Un feu vert sous conditions strictes
Début juin, le département du Commerce avait ordonné un blocage à l'exportation visant Mythos, par crainte que le modèle ne tombe entre de mauvaises mains. Le secrétaire au Commerce Howard Lutnick a finalement estimé que des garde-fous appropriés étaient en place pour permettre un accès encadré.
Concrètement, seules une centaine d'organisations triées sur le volet, des défenseurs en cybersécurité et des opérateurs d'infrastructures critiques, pourront utiliser Mythos 5. L'autorisation ne couvre pas Fable, une version moins puissante du modèle, qui reste pour l'heure bloquée.
Pourquoi ce modèle inquiète
Anthropic décrit des capacités offensives rarement observées.
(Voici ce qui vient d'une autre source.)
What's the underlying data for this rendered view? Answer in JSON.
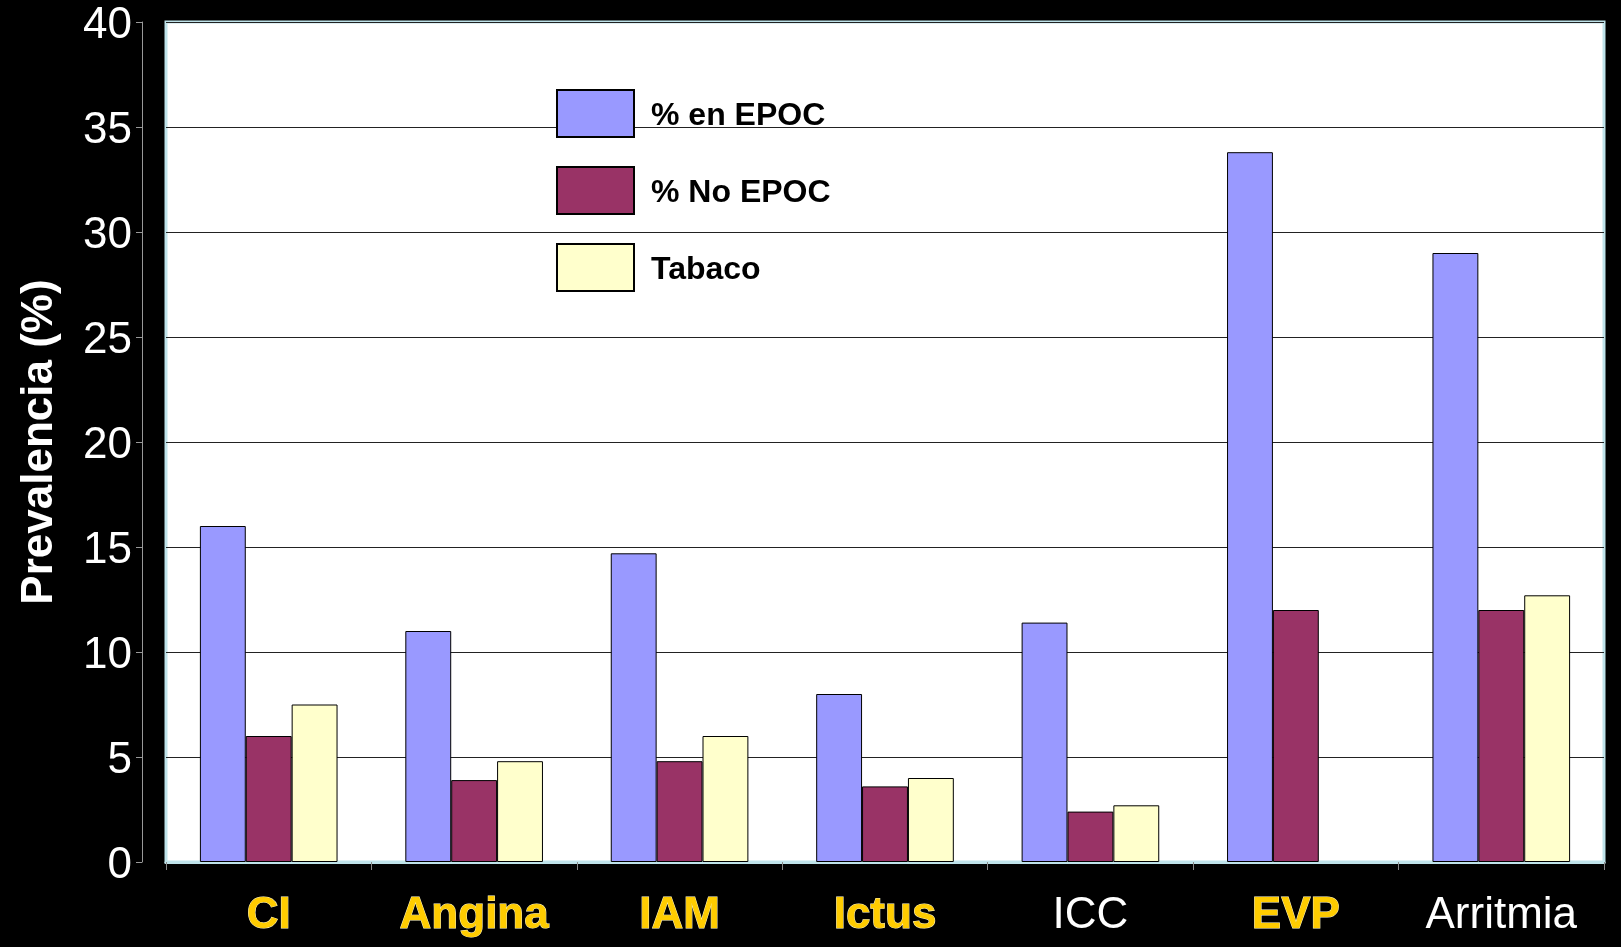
{
  "chart_data": {
    "type": "bar",
    "ylabel": "Prevalencia (%)",
    "categories": [
      "CI",
      "Angina",
      "IAM",
      "Ictus",
      "ICC",
      "EVP",
      "Arritmia"
    ],
    "series": [
      {
        "name": "% en EPOC",
        "color": "#9999ff",
        "values": [
          16.0,
          11.0,
          14.7,
          8.0,
          11.4,
          33.8,
          29.0
        ]
      },
      {
        "name": "% No EPOC",
        "color": "#993366",
        "values": [
          6.0,
          3.9,
          4.8,
          3.6,
          2.4,
          12.0,
          12.0
        ]
      },
      {
        "name": "Tabaco",
        "color": "#ffffcc",
        "values": [
          7.5,
          4.8,
          6.0,
          4.0,
          2.7,
          null,
          12.7
        ]
      }
    ],
    "ylim": [
      0,
      40
    ],
    "yticks": [
      0,
      5,
      10,
      15,
      20,
      25,
      30,
      35,
      40
    ],
    "grid": "y",
    "legend": "top left"
  }
}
Lors de ses propres évaluations, Mythos a identifié des failles de type zero-day dans tous les grands systèmes d'exploitation et navigateurs, certaines dormantes depuis des décennies, dont un bug vieux de 27 ans dans OpenBSD. Le modèle a aussi mis au jour des milliers de vulnérabilités critiques sur des projets open source.
- Sur une série de failles de Firefox, le modèle Opus 4.6 ne réussissait qu'environ deux exploits ; Mythos en a produit 181.
- Plus de 99% des failles découvertes ne sont pas encore corrigées, ce qui pousse Anthropic à ne pas en publier les détails.
- Ces capacités, selon le laboratoire, ne viennent pas d'un entraînement dédié mais ont émergé avec les progrès généraux du modèle.
"Ces capacités sont apparues très vite", note Anthropic, qui y voit une arme à double tranchant. Entre de mauvaises mains, un tel outil accélère la découverte de failles exploitables. Côté défense, il promet d'aider les équipes de sécurité à colmater les brèches plus rapidement.
Ce que ça change
Cette décision illustre la nouvelle ligne de crête de la régulation américaine : laisser circuler des modèles de pointe tout en filtrant qui peut les utiliser. Pour les entreprises de cybersécurité retenues, c'est un avantage concret. Pour le reste de l'écosystème, c'est un signal clair. Les modèles capables de trouver et d'exploiter des failles par eux-mêmes ne sont plus une hypothèse, et leur diffusion devient un sujet de sécurité nationale.